14 dez Um Estado democrático e forte, por Pio Giovani Dresch
Pio Giovani Dresch *
O Estado brasileiro tem compromisso com a consolidação de uma sociedade democrática e com a busca de uma maior justiça social, tarefas que lhe foram atribuídas pelo constituinte de 1988. Tais definições permeiam os três Poderes, que, independentes e harmônicos, e cada qual com suas atribuições próprias, devem submeter-se às diretrizes constitucionais.
Decorridas mais de duas décadas, e em relação a cada um dos Poderes, não é possível dizer que foi cumprida a promessa feita pela Constituição à cidadania.
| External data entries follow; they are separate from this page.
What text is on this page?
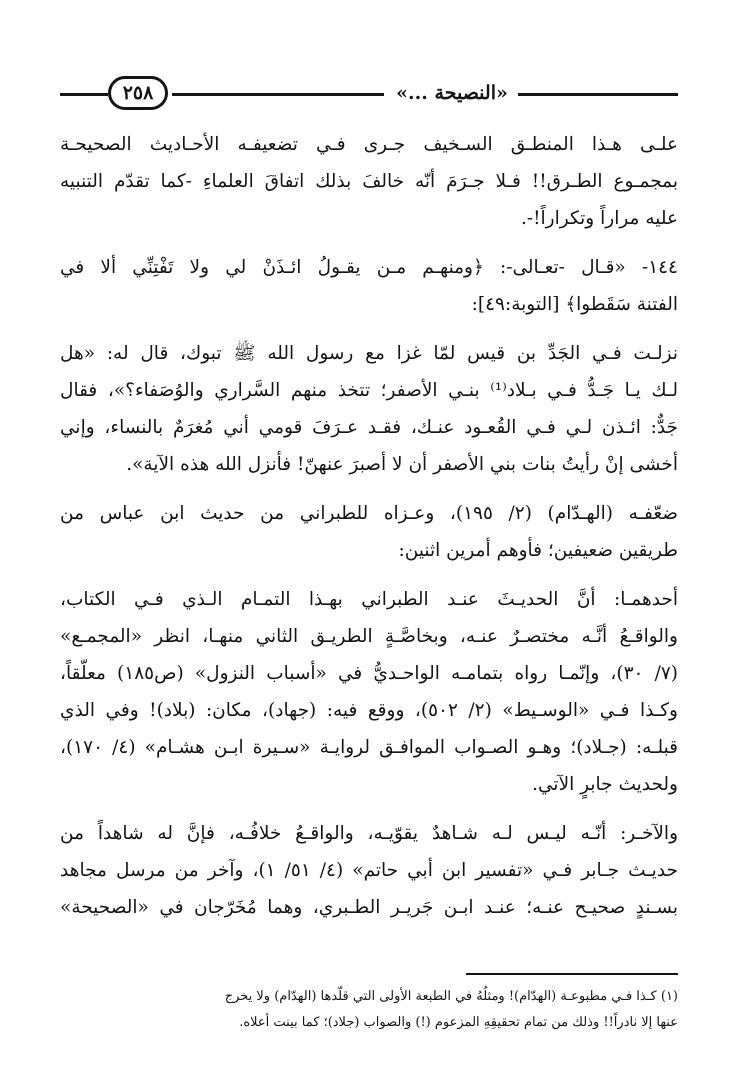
٢٥٨	«النصيحة ...»

علـى هـذا المنطـق السـخيف جـرى فـي تضعيفـه الأحـاديث الصحيحـة
بمجمـوع الطـرق!! فـلا جـرَمَ أنّه خالفَ بذلك اتفاقَ العلماءِ -كما تقدّم التنبيه
عليه مراراً وتكراراً!-.

١٤٤- «قـال -تعـالى-: ﴿ومنهـم مـن يقـولُ ائـذَنْ لي ولا تَفْتِنِّي ألا في
الفتنة سَقَطوا﴾ [التوبة:٤٩]:

نزلـت فـي الجَدِّ بن قيس لمّا غزا مع رسول الله ﷺ تبوك، قال له: «هل
لـك يـا جَـدُّ فـي بـلاد⁽¹⁾ بنـي الأصفر؛ تتخذ منهم السَّراري والوُصَفاء؟»، فقال
جَدٌّ: ائـذن لـي فـي القُعـود عنـك، فقـد عـرَفَ قومي أني مُغرَمٌ بالنساء، وإني
أخشى إنْ رأيتُ بنات بني الأصفر أن لا أصبرَ عنهنّ! فأنزل الله هذه الآية».

ضعّفـه (الهـدّام) (٢/ ١٩٥)، وعـزاه للطبراني من حديث ابن عباس من
طريقين ضعيفين؛ فأوهم أمرين اثنين:

أحدهمـا: أنَّ الحديـثَ عنـد الطبراني بهـذا التمـام الـذي فـي الكتاب،
والواقـعُ أنَّـه مختصـرٌ عنـه، وبخاصَّـةٍ الطريـق الثاني منهـا، انظر «المجمـع»
(٧/ ٣٠)، وإنّمـا رواه بتمامـه الواحـديُّ في «أسباب النزول» (ص١٨٥) معلّقاً،
وكـذا فـي «الوسـيط» (٢/ ٥٠٢)، ووقع فيه: (جهاد)، مكان: (بلاد)! وفي الذي
قبلـه: (جـلاد)؛ وهـو الصـواب الموافـق لروايـة «سـيرة ابـن هشـام» (٤/ ١٧٠)،
ولحديث جابرٍ الآتي.

والآخـر: أنّـه ليـس لـه شـاهدٌ يقوّيـه، والواقـعُ خلافُـه، فإنَّ له شاهداً من
حديـث جـابر فـي «تفسير ابن أبي حاتم» (٤/ ٥١/ ١)، وآخر من مرسل مجاهد
بسـندٍ صحيـح عنـه؛ عنـد ابـن جَريـر الطـبري، وهما مُخَرّجان في «الصحيحة»

(١) كـذا فـي مطبوعـة (الهدّام)! ومثلُهُ في الطبعة الأولى التي قلّدها (الهدّام) ولا يخرج
عنها إلا نادراً!! وذلك من تمام تحقيقِهِ المزعوم (!) والصواب (جلاد)؛ كما بينت أعلاه.
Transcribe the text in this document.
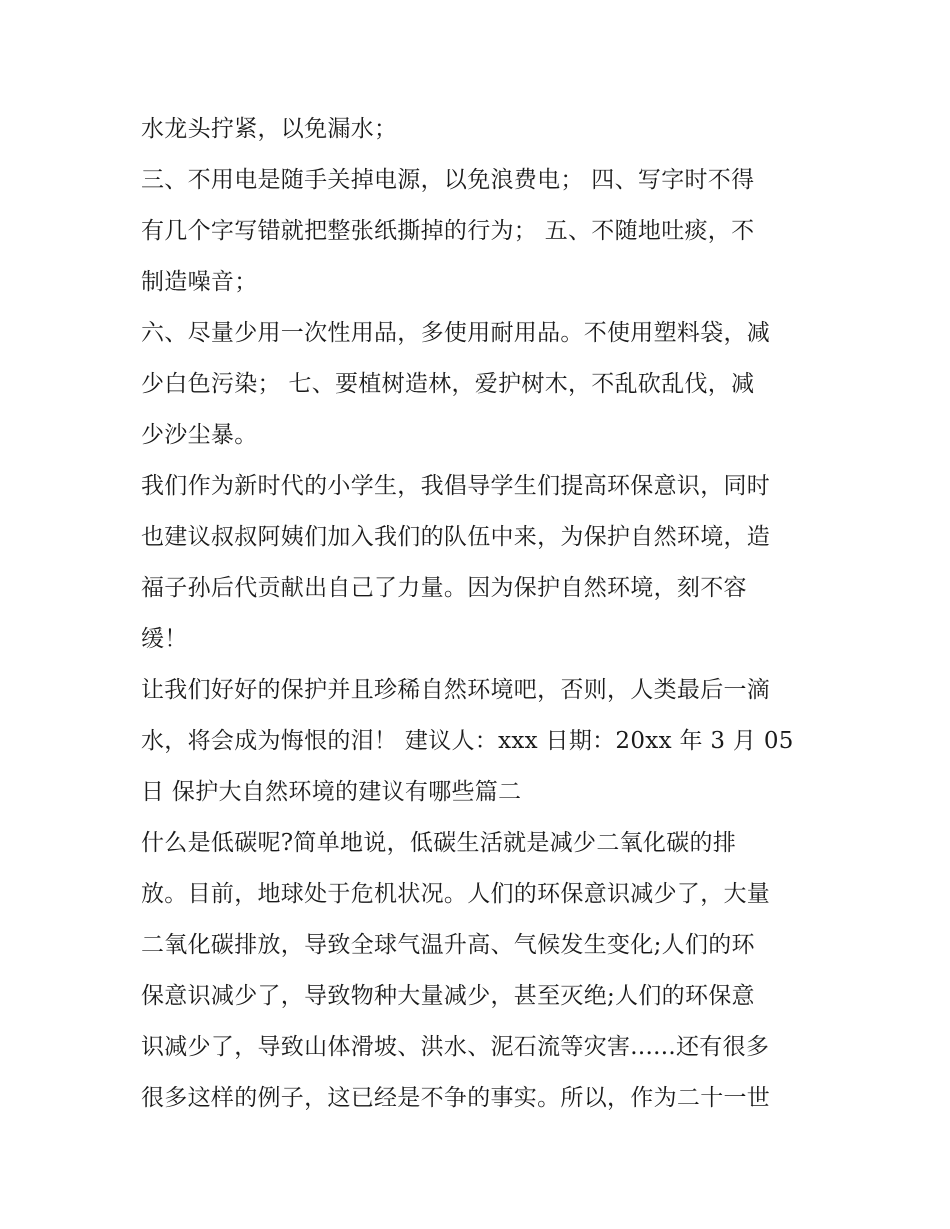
水龙头拧紧，以免漏水；
三、不用电是随手关掉电源，以免浪费电； 四、写字时不得
有几个字写错就把整张纸撕掉的行为； 五、不随地吐痰，不
制造噪音；
六、尽量少用一次性用品，多使用耐用品。不使用塑料袋，减
少白色污染； 七、要植树造林，爱护树木，不乱砍乱伐，减
少沙尘暴。
我们作为新时代的小学生，我倡导学生们提高环保意识，同时
也建议叔叔阿姨们加入我们的队伍中来，为保护自然环境，造
福子孙后代贡献出自己了力量。因为保护自然环境，刻不容
缓！
让我们好好的保护并且珍稀自然环境吧，否则，人类最后一滴
水，将会成为悔恨的泪！ 建议人：xxx 日期：20xx 年 3 月 05
日 保护大自然环境的建议有哪些篇二
什么是低碳呢?简单地说，低碳生活就是减少二氧化碳的排
放。目前，地球处于危机状况。人们的环保意识减少了，大量
二氧化碳排放，导致全球气温升高、气候发生变化;人们的环
保意识减少了，导致物种大量减少，甚至灭绝;人们的环保意
识减少了，导致山体滑坡、洪水、泥石流等灾害......还有很多
很多这样的例子，这已经是不争的事实。所以，作为二十一世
No Judiciário, o exponencial aumento de demandas demonstra que se facilitou o acesso à justiça e que cresceu a expectativa dos cidadãos em nele encontrarem respostas às suas postulações.
Todavia, o fenômeno evidencia uma causa e uma consequência preocupantes: na ponta inicial, não há como deixar de se associar as milhares de ações levadas ao conhecimento dos juízes à existência de uma anterior lesão, muitas vezes decorrente de omissão do próprio poder público; na ponta final, da efetiva prestação jurisdicional, o excesso de ações escancarou os limites materiais de um Poder que não mais consegue dar resposta adequada a tal volume de demandas e corre o risco de assemelhar seu serviço a tantos mal prestados pelo Executivo, como a saúde, educação, previdência, segurança.
É de se ressaltar que talvez o maior responsável pelo excesso de demandas seja o próprio Estado, pela prestação deficiente dos serviços públicos e por omitir-se do controle de atividades subordinadas à sua disciplina, como os serviços bancários, de seguros, energia elétrica, telefonia e tantos outros.
Também o Legislativo tem sua parcela de responsabilidade, na medida em que tarda a dar soluções em vários planos. Cabe lembrar que aguarda aprovação a nova ação civil pública, que em muito reduzirá as ações individuais; do mesmo modo, há muito a fazer para, entre os diferentes tipos de delitos, priorizar a punição dos crimes de maior lesividade social, como os de corrupção e os praticados pelo crime organizado.
Por outro lado, se é importante assinalar o débito do Estado, por seus três Poderes, em relação às promessas constitucionais, não deve a crítica ignorar os avanços ocorridos nos últimos 23 anos, nem servir de argumento para propostas de encolhimento do Estado.
Deve ficar claro que as críticas fáceis endereçadas a toda atividade estatal, como se fosse por definição ineficiente, perdulária e corrupta, não podem servir de mote para a tentativa de redução de seu tamanho, como se de outro lugar que não do âmbito público pudessem se desenvolver em larga escala as políticas para a efetiva realização da justiça social.
O Estado deve ser a um tempo forte e democrático. Deve ser forte para cumprir sua função de agente implementador do desenvolvimento econômico e, mais do que isso, para oferecer os serviços públicos que lhe incumbem; deve ser democrático – e não apenas formalmente – para assegurar, com sua transparência, que a sociedade tenha maior ingerência na gestão pública.